In the Middle East, Israeli settlers are Jews who have moved to areas also claimed by Palestinian Arabs. It has been argued that Palestinians are themselves descended from "settlers" in the Land of Israel (which the Roman Emperor Hadrian had renamed Palestine in 135AD), after the Caliphate conquered the area in the 7th Century. However there are ties between Palestinians and peoples living in the region before that time.
The word "settler" was not originally usually used in relation to unfree labour immigrants, such as slaves (e.g. in the United States), indentured labourers (e.g. in South Africa), or convicts (e.g. in Australia). More recently descendants of these immigrants may argue that they have as much right to use the word "settler" as the descendants of free immigrants.

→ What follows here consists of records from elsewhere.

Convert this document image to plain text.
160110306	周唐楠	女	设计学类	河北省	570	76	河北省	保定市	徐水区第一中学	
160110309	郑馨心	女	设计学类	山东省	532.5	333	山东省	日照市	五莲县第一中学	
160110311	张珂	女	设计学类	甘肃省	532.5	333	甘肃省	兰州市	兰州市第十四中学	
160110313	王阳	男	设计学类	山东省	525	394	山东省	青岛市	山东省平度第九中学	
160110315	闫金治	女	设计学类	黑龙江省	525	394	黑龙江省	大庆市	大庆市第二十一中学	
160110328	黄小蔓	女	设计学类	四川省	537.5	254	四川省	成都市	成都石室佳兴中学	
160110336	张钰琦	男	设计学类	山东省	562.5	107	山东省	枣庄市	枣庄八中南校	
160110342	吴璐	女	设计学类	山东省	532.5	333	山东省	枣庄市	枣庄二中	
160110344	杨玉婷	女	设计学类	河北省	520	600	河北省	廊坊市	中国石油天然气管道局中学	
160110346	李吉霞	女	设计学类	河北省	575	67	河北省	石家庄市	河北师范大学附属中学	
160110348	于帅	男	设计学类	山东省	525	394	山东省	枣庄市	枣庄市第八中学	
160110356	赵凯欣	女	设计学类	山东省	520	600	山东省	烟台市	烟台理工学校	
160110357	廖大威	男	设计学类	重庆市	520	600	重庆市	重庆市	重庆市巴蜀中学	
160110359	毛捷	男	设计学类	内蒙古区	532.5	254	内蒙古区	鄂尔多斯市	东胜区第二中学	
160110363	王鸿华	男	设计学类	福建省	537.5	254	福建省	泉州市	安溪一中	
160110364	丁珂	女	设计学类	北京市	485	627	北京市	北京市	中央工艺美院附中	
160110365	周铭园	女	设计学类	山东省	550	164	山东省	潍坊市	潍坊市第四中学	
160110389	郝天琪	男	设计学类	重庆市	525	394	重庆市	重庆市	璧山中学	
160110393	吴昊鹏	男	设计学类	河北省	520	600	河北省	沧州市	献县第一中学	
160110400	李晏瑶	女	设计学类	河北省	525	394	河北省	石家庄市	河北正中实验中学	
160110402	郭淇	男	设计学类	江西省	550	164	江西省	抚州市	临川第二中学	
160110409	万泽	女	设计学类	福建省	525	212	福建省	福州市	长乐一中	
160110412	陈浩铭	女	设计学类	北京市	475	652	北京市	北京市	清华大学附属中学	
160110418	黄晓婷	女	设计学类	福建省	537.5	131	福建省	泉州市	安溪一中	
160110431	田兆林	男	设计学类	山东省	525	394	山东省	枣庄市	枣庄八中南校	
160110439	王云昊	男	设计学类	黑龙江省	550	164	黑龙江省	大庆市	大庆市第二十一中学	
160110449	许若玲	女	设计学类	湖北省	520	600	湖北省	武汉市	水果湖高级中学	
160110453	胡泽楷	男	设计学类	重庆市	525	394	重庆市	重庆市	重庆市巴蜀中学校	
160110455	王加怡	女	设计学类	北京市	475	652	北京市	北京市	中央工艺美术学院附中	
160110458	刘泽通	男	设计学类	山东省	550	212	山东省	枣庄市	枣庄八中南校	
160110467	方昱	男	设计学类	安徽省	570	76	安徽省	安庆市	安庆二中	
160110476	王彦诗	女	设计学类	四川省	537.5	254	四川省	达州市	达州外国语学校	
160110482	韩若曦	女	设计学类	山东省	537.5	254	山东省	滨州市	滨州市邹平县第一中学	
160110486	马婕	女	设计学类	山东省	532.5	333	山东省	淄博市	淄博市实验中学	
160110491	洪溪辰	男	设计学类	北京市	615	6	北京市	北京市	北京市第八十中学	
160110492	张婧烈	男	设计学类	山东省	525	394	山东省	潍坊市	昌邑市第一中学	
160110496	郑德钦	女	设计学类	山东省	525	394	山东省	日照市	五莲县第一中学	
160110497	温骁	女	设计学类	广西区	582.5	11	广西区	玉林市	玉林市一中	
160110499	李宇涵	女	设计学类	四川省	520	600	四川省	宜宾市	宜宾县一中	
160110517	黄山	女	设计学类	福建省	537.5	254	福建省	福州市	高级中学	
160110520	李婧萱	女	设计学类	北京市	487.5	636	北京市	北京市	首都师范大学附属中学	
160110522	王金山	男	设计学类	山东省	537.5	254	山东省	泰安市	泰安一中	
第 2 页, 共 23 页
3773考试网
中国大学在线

Although they are generally thought of as travelling by sea — the dominant form of travel in the early modern era — significant waves of settlement could also use long overland routes, such as the Great Trek by the Afrikaaners in South Africa, or the Oregon Trail in the United States.
In Imperial Russia, the government used to invite foreign nationals to settle in sparsely populated lands. These settlers were called "colonists ". See, e.g., articles Slavo-Serbia, Volga German, Volhynia.
Settlers in hypothetical societies, such as on other planets, often feature in science fiction or fantasy fiction and/or games.